Gli eserciti di tutto il mondo hanno ora, grazie all'intelligenza artificiale, armi estremamente sofisticate, ma si aprono anche scenari inquietanti

La guerra del futuro sarà fatta dai computer

La rivoluzione dell'intelligenza artificiale e il suo impatto sulla società e la politica. Questo tema estremamente affascinante è stato affrontato al convegno annuale della Altius Society alla “Oxford Union Debating Chamber” dell'Università di Oxford questo weekend. Alla conferenza, oltre a numerosi scienziati, professori, esperti di politica e di bioetica, hanno partecipato, Eric Maskin, premio Nobel per l'economia e Gao Xingjian, premio Nobel per la letteratura.

Nei tre giorni di lavori si è dibattuto sui passi da gigante che l'intelligenza artificiale ha fatto negli ultimi anni in tutti settori aprendo le porte a infinite opportunità, ma anche alla fine di molte professioni che non verranno più fatte da umani.

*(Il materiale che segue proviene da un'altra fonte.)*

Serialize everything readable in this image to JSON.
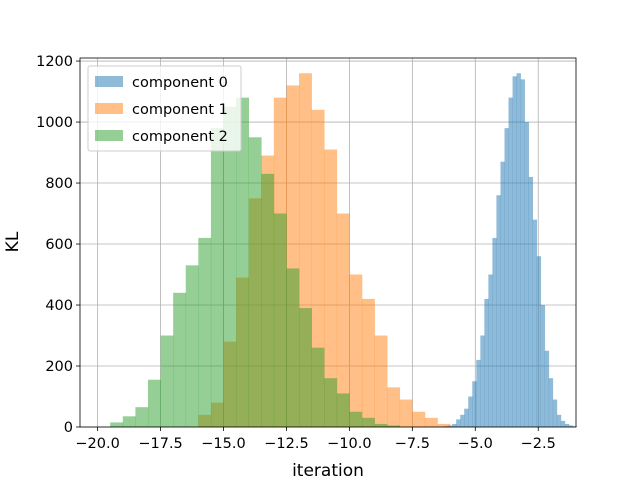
{
  "chart_data": {
    "type": "bar",
    "subtype": "histogram-overlay",
    "xlabel": "iteration",
    "ylabel": "KL",
    "xlim": [
      -20.7,
      -1.0
    ],
    "ylim": [
      0,
      1210
    ],
    "xticks": [
      -20.0,
      -17.5,
      -15.0,
      -12.5,
      -10.0,
      -7.5,
      -5.0,
      -2.5
    ],
    "xtick_labels": [
      "−20.0",
      "−17.5",
      "−15.0",
      "−12.5",
      "−10.0",
      "−7.5",
      "−5.0",
      "−2.5"
    ],
    "yticks": [
      0,
      200,
      400,
      600,
      800,
      1000,
      1200
    ],
    "ytick_labels": [
      "0",
      "200",
      "400",
      "600",
      "800",
      "1000",
      "1200"
    ],
    "grid": true,
    "legend_position": "top-left",
    "series": [
      {
        "name": "component 0",
        "color": "#1f77b4",
        "opacity": 0.5,
        "bin_start": -6.24,
        "bin_width": 0.16,
        "values": [
          3,
          5,
          10,
          25,
          40,
          60,
          100,
          150,
          220,
          300,
          420,
          500,
          620,
          760,
          870,
          980,
          1080,
          1150,
          1160,
          1140,
          1000,
          820,
          680,
          560,
          400,
          250,
          160,
          90,
          40,
          20,
          10,
          5,
          2
        ]
      },
      {
        "name": "component 1",
        "color": "#ff7f0e",
        "opacity": 0.5,
        "bin_start": -16.0,
        "bin_width": 0.5,
        "values": [
          40,
          80,
          280,
          490,
          750,
          890,
          1080,
          1120,
          1160,
          1040,
          910,
          700,
          500,
          420,
          300,
          130,
          90,
          50,
          30,
          10
        ]
      },
      {
        "name": "component 2",
        "color": "#2ca02c",
        "opacity": 0.5,
        "bin_start": -19.5,
        "bin_width": 0.5,
        "values": [
          15,
          35,
          65,
          155,
          300,
          440,
          530,
          620,
          980,
          1050,
          1080,
          950,
          830,
          700,
          520,
          390,
          260,
          160,
          110,
          50,
          30,
          10,
          5
        ]
      }
    ]
  }
}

Il tema apre molte questioni etiche e sociali che ancora si faticano a cogliere.

Nei prossimi anni moltissimi lavori saranno sostituiti da software che grazie alla loro velocità e capacità di calcolo sapranno analizzare molto meglio di tanti umani dati numerici o economici. Perfino i giornalisti e gli analisti che si occupano di mercati azionari potrebbero essere sostituiti da computer. Questo scenario apre, da una parte a un grande aumento della produttività, sia di beni che di servizi, ma anche alla scomparsa di tantissimi posti di lavoro che dovranno essere sostituiti da nuovi, sempre che sia possibile. Molti dei lavoratori che perderanno il lavoro, potrebbero non avere infatti le competenze per accedere alle nuove professioni altamente tecnologiche. E' probabile che serviranno quindi forme di welfare per rassicurare chi perderà il posto di lavoro. Anche tenendo conto che nelle democrazie masse di lavoratori intimoriti votano e determinano i governi. Sarà quindi fondamentale che la politica sappia accompagnare questo processo spiegandone le opportunità e correggendone le distorsioni, sia attraverso politiche regolatorie che attraverso un nuovo modello di istruzione e di welfare.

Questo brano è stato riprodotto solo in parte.